回复1 楼        文友:类猿人911        2025-04-06 11:01:24
  谢谢乐歌编辑,编按很出彩,谢谢!一家人因车祸老太太的死,狠狠敲诈了国有大企业一笔赔偿金,盖了小楼,小呆女安排了工作,老四开了店。困顿的生活从此天翻地覆。或是因祸得福,或是吃人血馒头,社会上这样的事还少吗?这篇文字是有起因的,是我酒桌上听到的一个真实车祸案例和车祸后的巨额赔偿。我便构思出老钱这么一家人的故事。谢谢。
2 楼        文友:类猿人911        2025-04-06 11:06:49
  谢谢乐歌编辑,编按很出彩,谢谢!一家人因车祸老太太的死,狠狠敲诈了国有大企业一笔赔偿金,盖了小楼,小呆女安排了工作,老四开了店。困顿的生活从此天翻地覆。或是因祸得福,或是吃人血馒头,社会上这样的事还少吗?这篇文字是有起因的,是我酒桌上听到的一个真实车祸案例和车祸后的巨额赔偿。我便构思出老钱这么一家人的故事。谢谢。
3 楼        文友:黄金山        2025-04-06 11:07:57
  精妙,精彩,精深。

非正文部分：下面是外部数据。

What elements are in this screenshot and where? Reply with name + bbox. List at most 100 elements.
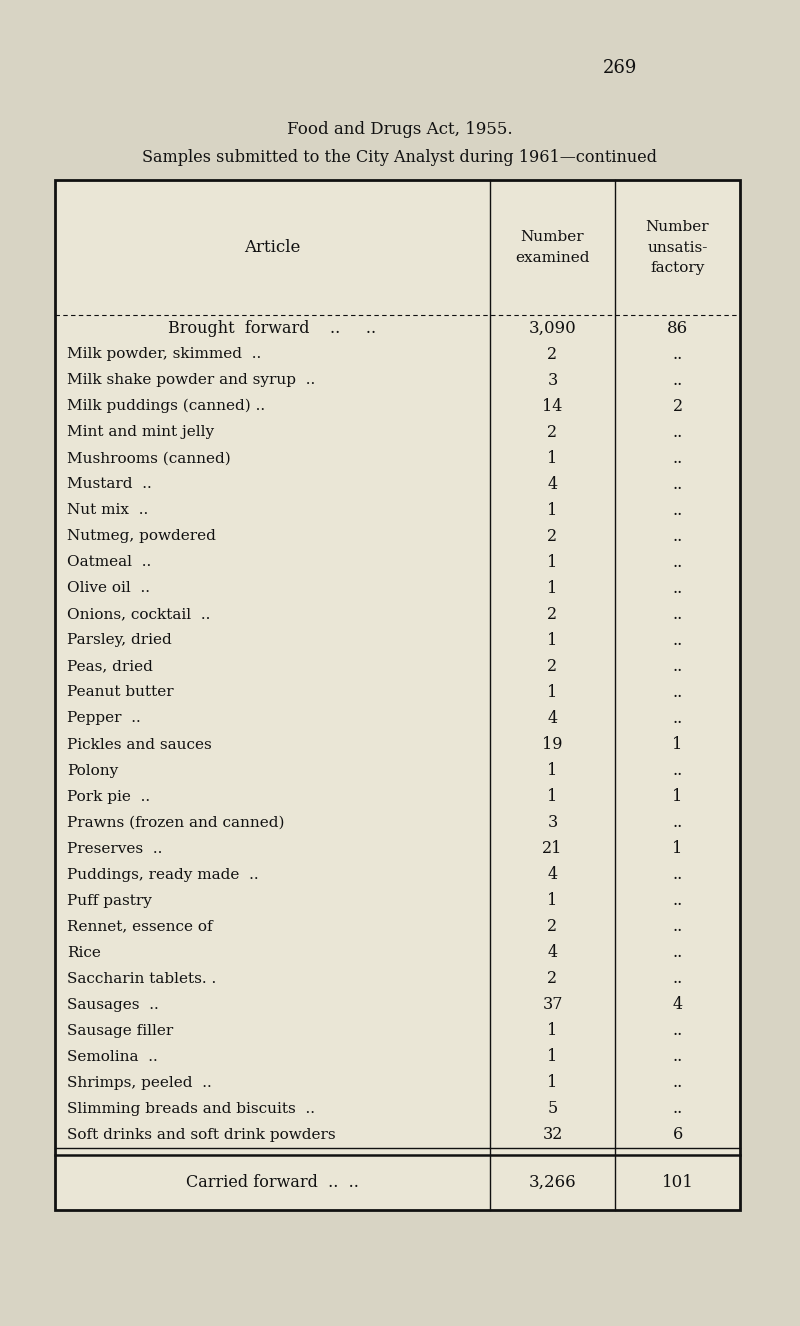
Text: Mint and mint jelly: Mint and mint jelly [67,426,214,439]
Text: 4: 4 [547,709,558,727]
Text: Slimming breads and biscuits  ..: Slimming breads and biscuits .. [67,1102,315,1116]
Text: 3: 3 [547,371,558,389]
Text: 2: 2 [547,528,558,545]
Bar [55,180,740,1211]
Text: Number
examined: Number examined [515,231,590,265]
Text: Rice: Rice [67,945,101,960]
Text: Sausages  ..: Sausages .. [67,998,158,1012]
Text: 86: 86 [667,320,688,337]
Text: Pepper  ..: Pepper .. [67,712,141,725]
Text: Onions, cocktail  ..: Onions, cocktail .. [67,607,210,622]
Text: Semolina  ..: Semolina .. [67,1050,158,1063]
Text: ..: .. [672,1101,682,1118]
Text: Saccharin tablets. .: Saccharin tablets. . [67,972,216,985]
Text: 1: 1 [547,579,558,597]
Text: Peas, dried: Peas, dried [67,659,153,674]
Text: Nutmeg, powdered: Nutmeg, powdered [67,529,216,544]
Text: ..: .. [672,918,682,935]
Text: 3,090: 3,090 [529,320,576,337]
Text: 19: 19 [542,736,562,753]
Text: Rennet, essence of: Rennet, essence of [67,920,213,934]
Text: 1: 1 [672,788,682,805]
Text: Mushrooms (canned): Mushrooms (canned) [67,451,230,465]
Text: 1: 1 [547,1074,558,1091]
Text: 1: 1 [547,450,558,467]
Text: 1: 1 [547,892,558,910]
Text: ..: .. [672,554,682,570]
Text: ..: .. [672,423,682,440]
Text: ..: .. [672,476,682,493]
Text: ..: .. [672,684,682,701]
Text: Prawns (frozen and canned): Prawns (frozen and canned) [67,815,285,830]
Text: ..: .. [672,944,682,961]
Text: ..: .. [672,346,682,362]
Text: 4: 4 [547,944,558,961]
Text: 1: 1 [547,788,558,805]
Text: Puff pastry: Puff pastry [67,894,152,908]
Text: 2: 2 [547,346,558,362]
Text: Puddings, ready made  ..: Puddings, ready made .. [67,867,258,882]
Text: 37: 37 [542,996,562,1013]
Text: Food and Drugs Act, 1955.: Food and Drugs Act, 1955. [287,122,513,138]
Text: Preserves  ..: Preserves .. [67,842,162,855]
Text: 101: 101 [662,1174,694,1191]
Text: ..: .. [672,579,682,597]
Text: ..: .. [672,658,682,675]
Text: 4: 4 [547,866,558,883]
Text: ..: .. [672,814,682,831]
Text: Sausage filler: Sausage filler [67,1024,174,1038]
Text: 1: 1 [547,684,558,701]
Text: 14: 14 [542,398,562,415]
Text: 2: 2 [547,606,558,623]
Text: ..: .. [672,1074,682,1091]
Text: ..: .. [672,709,682,727]
Text: 1: 1 [547,762,558,780]
Text: 5: 5 [547,1101,558,1118]
Text: 2: 2 [547,918,558,935]
Text: Samples submitted to the City Analyst during 1961—continued: Samples submitted to the City Analyst du… [142,150,658,167]
Text: 269: 269 [603,58,637,77]
Text: Oatmeal  ..: Oatmeal .. [67,556,151,569]
Text: ..: .. [672,1022,682,1040]
Text: Brought  forward    ..     ..: Brought forward .. .. [169,320,377,337]
Text: Mustard  ..: Mustard .. [67,477,152,491]
Text: 1: 1 [547,633,558,648]
Text: 1: 1 [547,1049,558,1065]
Text: 2: 2 [547,423,558,440]
Text: ..: .. [672,450,682,467]
Text: 3: 3 [547,814,558,831]
Text: 1: 1 [672,841,682,857]
Text: 2: 2 [547,658,558,675]
Text: Pork pie  ..: Pork pie .. [67,789,150,804]
Text: 1: 1 [547,501,558,518]
Text: 2: 2 [673,398,682,415]
Text: Number
unsatis-
factory: Number unsatis- factory [646,220,710,274]
Text: Peanut butter: Peanut butter [67,686,174,699]
Text: Nut mix  ..: Nut mix .. [67,504,148,517]
Text: Article: Article [244,239,301,256]
Text: 4: 4 [547,476,558,493]
Text: Carried forward  ..  ..: Carried forward .. .. [186,1174,359,1191]
Text: 6: 6 [672,1127,682,1143]
Text: ..: .. [672,371,682,389]
Text: 21: 21 [542,841,562,857]
Text: 1: 1 [547,554,558,570]
Text: Milk shake powder and syrup  ..: Milk shake powder and syrup .. [67,373,315,387]
Text: Milk puddings (canned) ..: Milk puddings (canned) .. [67,399,265,414]
Text: Parsley, dried: Parsley, dried [67,634,172,647]
Text: 1: 1 [547,1022,558,1040]
Text: Milk powder, skimmed  ..: Milk powder, skimmed .. [67,347,262,361]
Text: 32: 32 [542,1127,562,1143]
Text: 2: 2 [547,971,558,988]
Text: ..: .. [672,501,682,518]
Text: 1: 1 [672,736,682,753]
Text: ..: .. [672,528,682,545]
Text: ..: .. [672,866,682,883]
Text: 4: 4 [673,996,682,1013]
Text: ..: .. [672,892,682,910]
Text: ..: .. [672,762,682,780]
Text: Olive oil  ..: Olive oil .. [67,581,150,595]
Text: ..: .. [672,1049,682,1065]
Text: ..: .. [672,606,682,623]
Text: Pickles and sauces: Pickles and sauces [67,737,212,752]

学习,点赞。
活到老学到老
回复3 楼        文友:类猿人911        2025-04-06 11:12:20
  谢谢,阅读,快乐,老兄,康健!
4 楼        文友:梅林臻        2025-04-09 10:58:18
  拜读老师精心创作的《车祸》传奇小说作品,对生命的无常和人性的复杂有了一种清晰的认识。钱老太太的死亡对家族产生了不一样的变化,有人得到了工作,有人开了新店,悲喜难言。感谢老师精彩分享!
5 楼        文友:梅林臻        2025-04-20 13:28:58
  向优秀的老师问安!拜读老师精心创作的《车祸》优秀作品,顿然间对文字创作有了新的认知,同时也对老师流畅细腻的文笔和精益求精的执着心生慕羡,更对世间真情和人间温暖多了一份认同感悟。感谢老师精彩创作分享!祝老师创作丰盈,安康常伴!